Brower v. New York Central & H.R.R. – Case Brief
Brower v. New York Central & H.R.R., 91 N.J.L. 190, 103 A. 166 (N.J. 1918).
Facts: New York Central & H.R.R.’s (D) train hit Brower’s (P) wagon and harness. The accident killed P’s horse, destroyed his wagon, and spilled P’s goods onto the road. Third parties stole Brower’s goods while he was still disoriented from the collision. Brower sued New York Central for damages including recovery for the stolen goods. D denied liability for the stolen goods, asserting that third party intervention broke the chain of causation. The trial court ruled for P and D appealed.
Issue: Under what circumstances is a negligent party liable for the intervening acts of third parties?

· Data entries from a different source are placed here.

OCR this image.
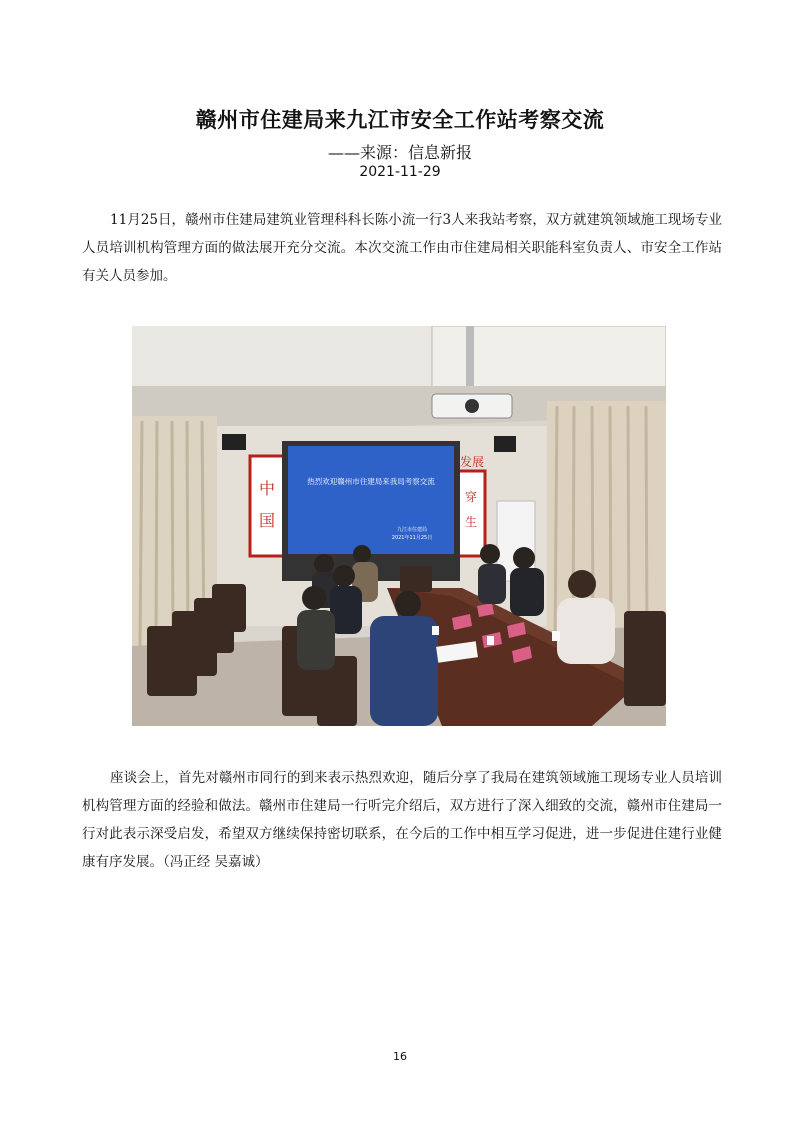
赣州市住建局来九江市安全工作站考察交流
——来源：信息新报
2021-11-29

11月25日，赣州市住建局建筑业管理科科长陈小流一行3人来我站考察，双方就建筑领域施工现场专业人员培训机构管理方面的做法展开充分交流。本次交流工作由市住建局相关职能科室负责人、市安全工作站有关人员参加。

中
国
发展
穿
生
热烈欢迎赣州市住建局来我局考察交流
九江市住建局
2021年11月25日

座谈会上，首先对赣州市同行的到来表示热烈欢迎，随后分享了我局在建筑领域施工现场专业人员培训机构管理方面的经验和做法。赣州市住建局一行听完介绍后，双方进行了深入细致的交流，赣州市住建局一行对此表示深受启发，希望双方继续保持密切联系，在今后的工作中相互学习促进，进一步促进住建行业健康有序发展。（冯正经 吴嘉诚）

16
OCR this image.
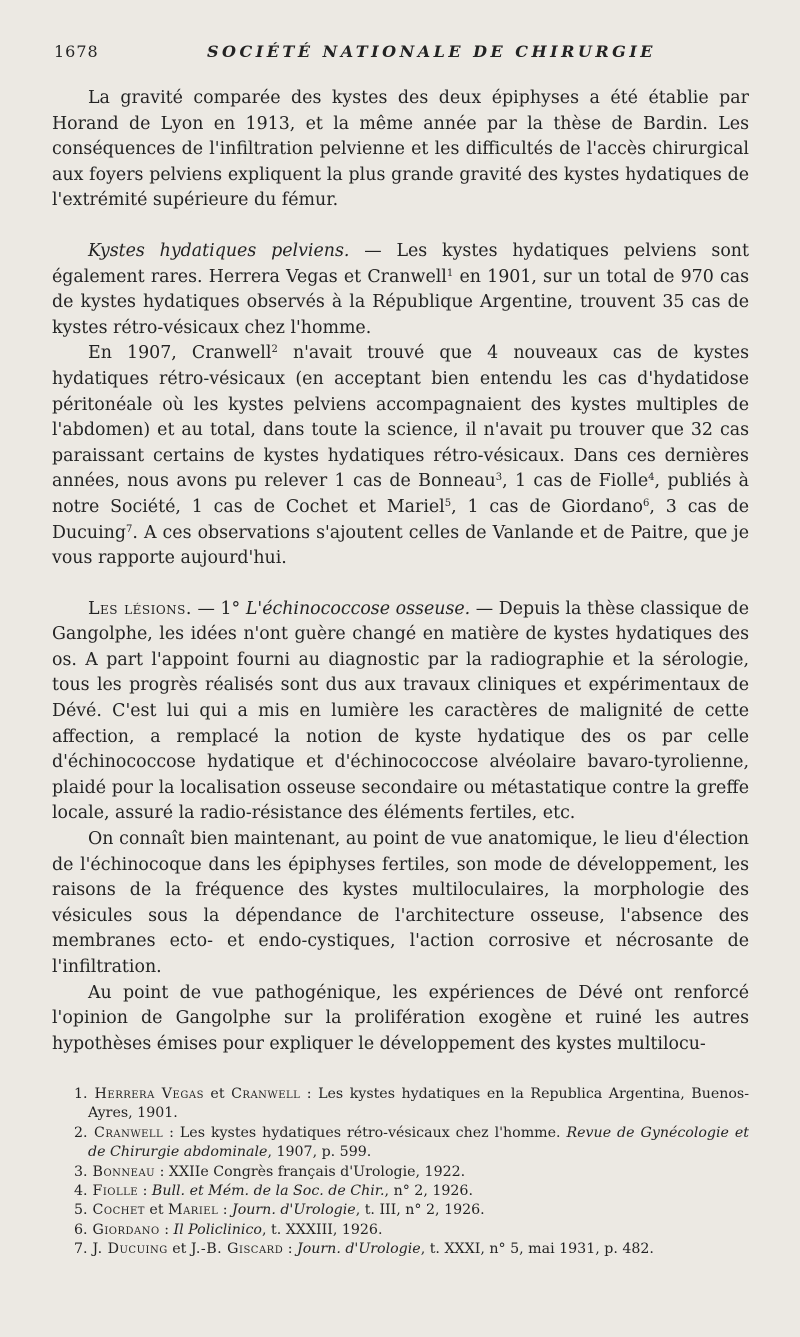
1678	SOCIÉTÉ NATIONALE DE CHIRURGIE

La gravité comparée des kystes des deux épiphyses a été établie par Horand de Lyon en 1913, et la même année par la thèse de Bardin. Les conséquences de l'infiltration pelvienne et les difficultés de l'accès chirurgical aux foyers pelviens expliquent la plus grande gravité des kystes hydatiques de l'extrémité supérieure du fémur.

Kystes hydatiques pelviens. — Les kystes hydatiques pelviens sont également rares. Herrera Vegas et Cranwell$^1$ en 1901, sur un total de 970 cas de kystes hydatiques observés à la République Argentine, trouvent 35 cas de kystes rétro-vésicaux chez l'homme.

En 1907, Cranwell$^2$ n'avait trouvé que 4 nouveaux cas de kystes hydatiques rétro-vésicaux (en acceptant bien entendu les cas d'hydatidose péritonéale où les kystes pelviens accompagnaient des kystes multiples de l'abdomen) et au total, dans toute la science, il n'avait pu trouver que 32 cas paraissant certains de kystes hydatiques rétro-vésicaux. Dans ces dernières années, nous avons pu relever 1 cas de Bonneau$^3$, 1 cas de Fiolle$^4$, publiés à notre Société, 1 cas de Cochet et Mariel$^5$, 1 cas de Giordano$^6$, 3 cas de Ducuing$^7$. A ces observations s'ajoutent celles de Vanlande et de Paitre, que je vous rapporte aujourd'hui.

Les lésions. — 1° L'échinococcose osseuse. — Depuis la thèse classique de Gangolphe, les idées n'ont guère changé en matière de kystes hydatiques des os. A part l'appoint fourni au diagnostic par la radiographie et la sérologie, tous les progrès réalisés sont dus aux travaux cliniques et expérimentaux de Dévé. C'est lui qui a mis en lumière les caractères de malignité de cette affection, a remplacé la notion de kyste hydatique des os par celle d'échinococcose hydatique et d'échinococcose alvéolaire bavaro-tyrolienne, plaidé pour la localisation osseuse secondaire ou métastatique contre la greffe locale, assuré la radio-résistance des éléments fertiles, etc.

On connaît bien maintenant, au point de vue anatomique, le lieu d'élection de l'échinocoque dans les épiphyses fertiles, son mode de développement, les raisons de la fréquence des kystes multiloculaires, la morphologie des vésicules sous la dépendance de l'architecture osseuse, l'absence des membranes ecto- et endo-cystiques, l'action corrosive et nécrosante de l'infiltration.

Au point de vue pathogénique, les expériences de Dévé ont renforcé l'opinion de Gangolphe sur la prolifération exogène et ruiné les autres hypothèses émises pour expliquer le développement des kystes multilocu-

1. Herrera Vegas et Cranwell : Les kystes hydatiques en la Republica Argentina, Buenos-Ayres, 1901.

2. Cranwell : Les kystes hydatiques rétro-vésicaux chez l'homme. Revue de Gynécologie et de Chirurgie abdominale, 1907, p. 599.

3. Bonneau : XXIIe Congrès français d'Urologie, 1922.

4. Fiolle : Bull. et Mém. de la Soc. de Chir., n° 2, 1926.

5. Cochet et Mariel : Journ. d'Urologie, t. III, n° 2, 1926.

6. Giordano : Il Policlinico, t. XXXIII, 1926.

7. J. Ducuing et J.-B. Giscard : Journ. d'Urologie, t. XXXI, n° 5, mai 1931, p. 482.
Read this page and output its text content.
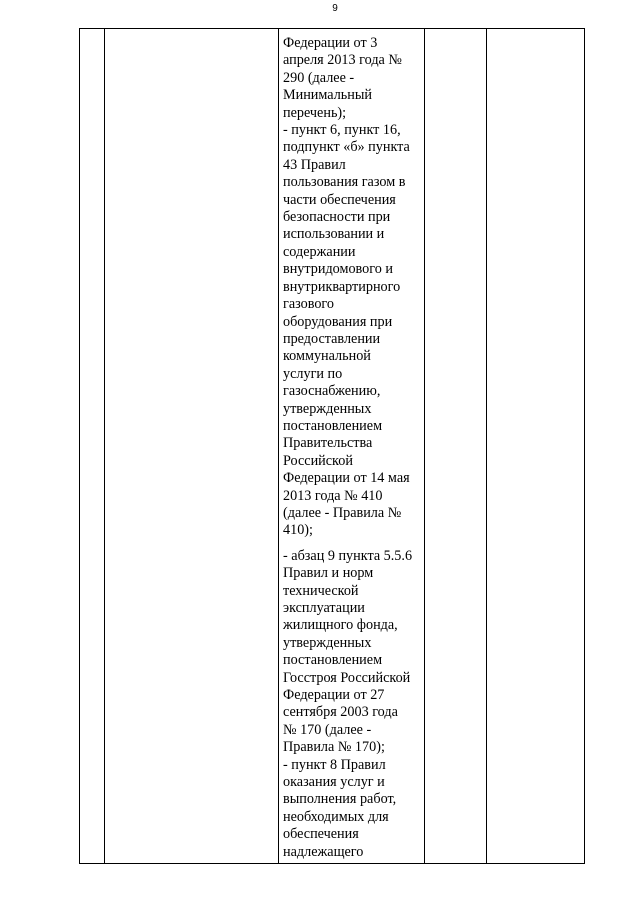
9
Федерации от 3
апреля 2013 года №
290 (далее -
Минимальный
перечень);
- пункт 6, пункт 16,
подпункт «б» пункта
43 Правил
пользования газом в
части обеспечения
безопасности при
использовании и
содержании
внутридомового и
внутриквартирного
газового
оборудования при
предоставлении
коммунальной
услуги по
газоснабжению,
утвержденных
постановлением
Правительства
Российской
Федерации от 14 мая
2013 года № 410
(далее - Правила №
410);
- абзац 9 пункта 5.5.6
Правил и норм
технической
эксплуатации
жилищного фонда,
утвержденных
постановлением
Госстроя Российской
Федерации от 27
сентября 2003 года
№ 170 (далее -
Правила № 170);
- пункт 8 Правил
оказания услуг и
выполнения работ,
необходимых для
обеспечения
надлежащего
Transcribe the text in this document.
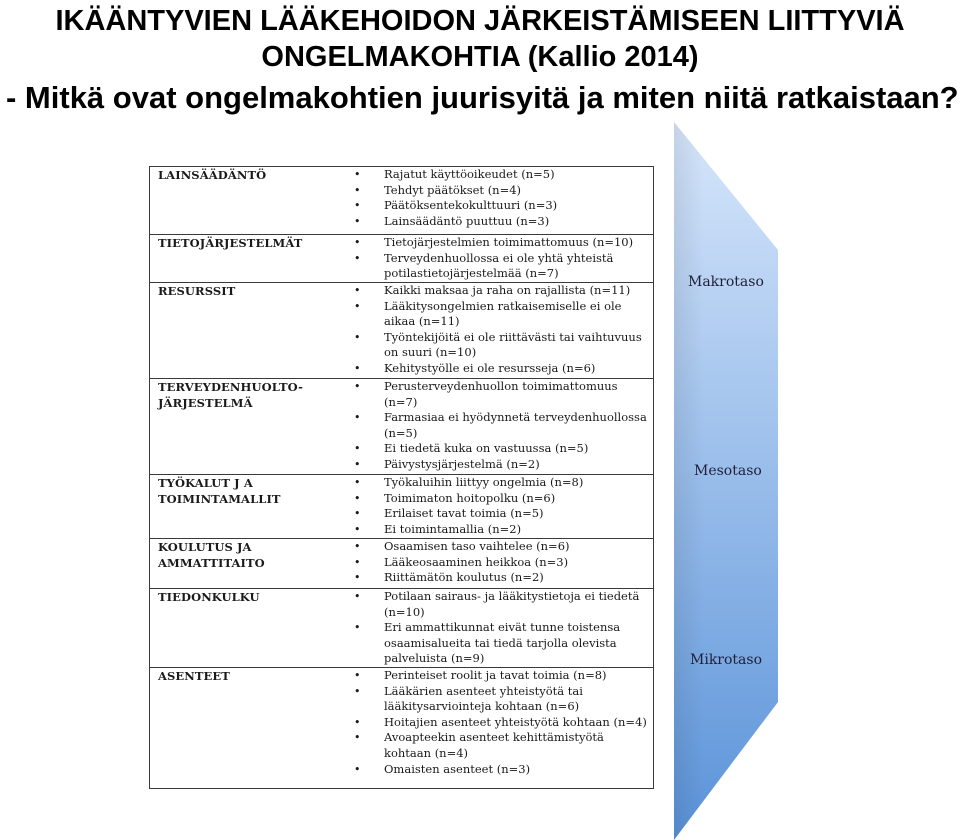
IKÄÄNTYVIEN LÄÄKEHOIDON JÄRKEISTÄMISEEN LIITTYVIÄ
ONGELMAKOHTIA (Kallio 2014)
- Mitkä ovat ongelmakohtien juurisyitä ja miten niitä ratkaistaan?
LAINSÄÄDÄNTÖ	• Rajatut käyttöoikeudet (n=5)
• Tehdyt päätökset (n=4)
• Päätöksentekokulttuuri (n=3)
• Lainsäädäntö puuttuu (n=3)
TIETOJÄRJESTELMÄT	• Tietojärjestelmien toimimattomuus (n=10)
• Terveydenhuollossa ei ole yhtä yhteistä potilastietojärjestelmää (n=7)
RESURSSIT	• Kaikki maksaa ja raha on rajallista (n=11)
• Lääkitysongelmien ratkaisemiselle ei ole aikaa (n=11)
• Työntekijöitä ei ole riittävästi tai vaihtuvuus on suuri (n=10)
• Kehitystyölle ei ole resursseja (n=6)
TERVEYDENHUOLTO-JÄRJESTELMÄ
• Perusterveydenhuollon toimimattomuus (n=7)
• Farmasiaa ei hyödynnetä terveydenhuollossa (n=5)
• Ei tiedetä kuka on vastuussa (n=5)
• Päivystysjärjestelmä (n=2)
TYÖKALUT J A TOIMINTAMALLIT
• Työkaluihin liittyy ongelmia (n=8)
• Toimimaton hoitopolku (n=6)
• Erilaiset tavat toimia (n=5)
• Ei toimintamallia (n=2)
KOULUTUS JA AMMATTITAITO
• Osaamisen taso vaihtelee (n=6)
• Lääkeosaaminen heikkoa (n=3)
• Riittämätön koulutus (n=2)
TIEDONKULKU	• Potilaan sairaus- ja lääkitystietoja ei tiedetä (n=10)
• Eri ammattikunnat eivät tunne toistensa osaamisalueita tai tiedä tarjolla olevista palveluista (n=9)
ASENTEET	• Perinteiset roolit ja tavat toimia (n=8)
• Lääkärien asenteet yhteistyötä tai lääkitysarviointeja kohtaan (n=6)
• Hoitajien asenteet yhteistyötä kohtaan (n=4)
• Avoapteekin asenteet kehittämistyötä kohtaan (n=4)
• Omaisten asenteet (n=3)
Makrotaso
Mesotaso
Mikrotaso
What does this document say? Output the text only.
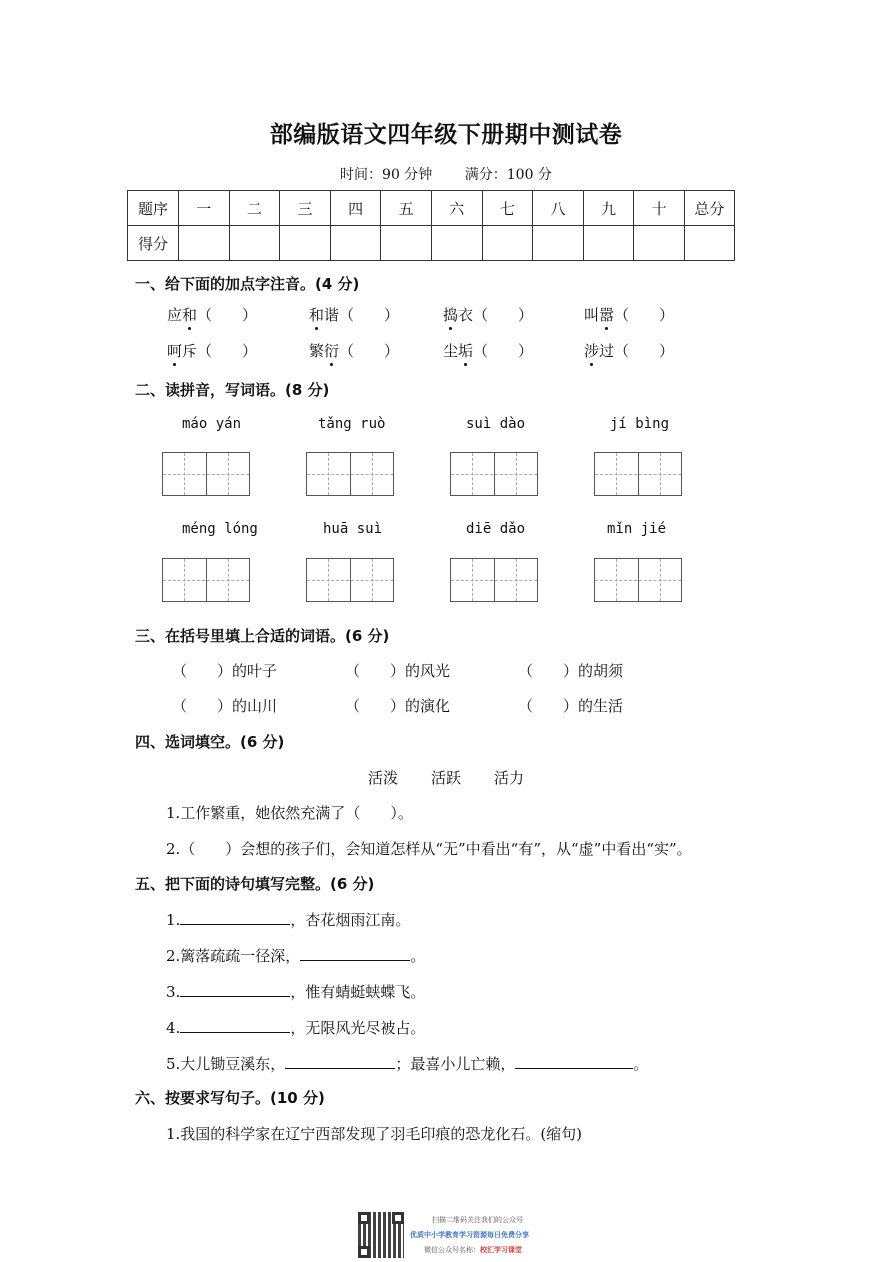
部编版语文四年级下册期中测试卷
时间：90 分钟 满分：100 分
题序	一	二	三	四	五	六	七	八	九	十	总分
得分											
一、给下面的加点字注音。(4 分)
应和（　　）	和谐（　　）	捣衣（　　）	叫嚣（　　）
呵斥（　　）	繁衍（　　）	尘垢（　　）	涉过（　　）
二、读拼音，写词语。(8 分)
máo yán	tǎng ruò	suì dào	jí bìng
méng lóng	huā suì	diē dǎo	mǐn jié
三、在括号里填上合适的词语。(6 分)
（　　）的叶子	（　　）的风光	（　　）的胡须
（　　）的山川	（　　）的演化	（　　）的生活
四、选词填空。(6 分)
活泼 活跃 活力
1.工作繁重，她依然充满了（　　）。
2.（　　）会想的孩子们，会知道怎样从“无”中看出“有”，从“虚”中看出“实”。
五、把下面的诗句填写完整。(6 分)
1.	，杏花烟雨江南。
2.篱落疏疏一径深，	。
3.	，惟有蜻蜓蛱蝶飞。
4.	，无限风光尽被占。
5.大儿锄豆溪东，	；最喜小儿亡赖，	。
六、按要求写句子。(10 分)
1.我国的科学家在辽宁西部发现了羽毛印痕的恐龙化石。(缩句)
扫描二维码关注我们的公众号
优质中小学教育学习资源每日免费分享
微信公众号名称：校汇学习课堂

Holding and Rule (Swayze): A negligent party is liable for the intervening acts of third parties if those acts should have been reasonably foreseen.
The railroad usually had two detectives guarding its train. D clearly realized that theft was a foreseeable and probable event. The court held that the stealing was a direct result of D’s negligence. The act of a third party will not affect the original negligence of the first wrongdoer if the act should have been foreseen by D.
Disposition: Affirmed, for P.
Dissent (Garrison, J.): There must be unbroken continuity for an act to be the proximate cause.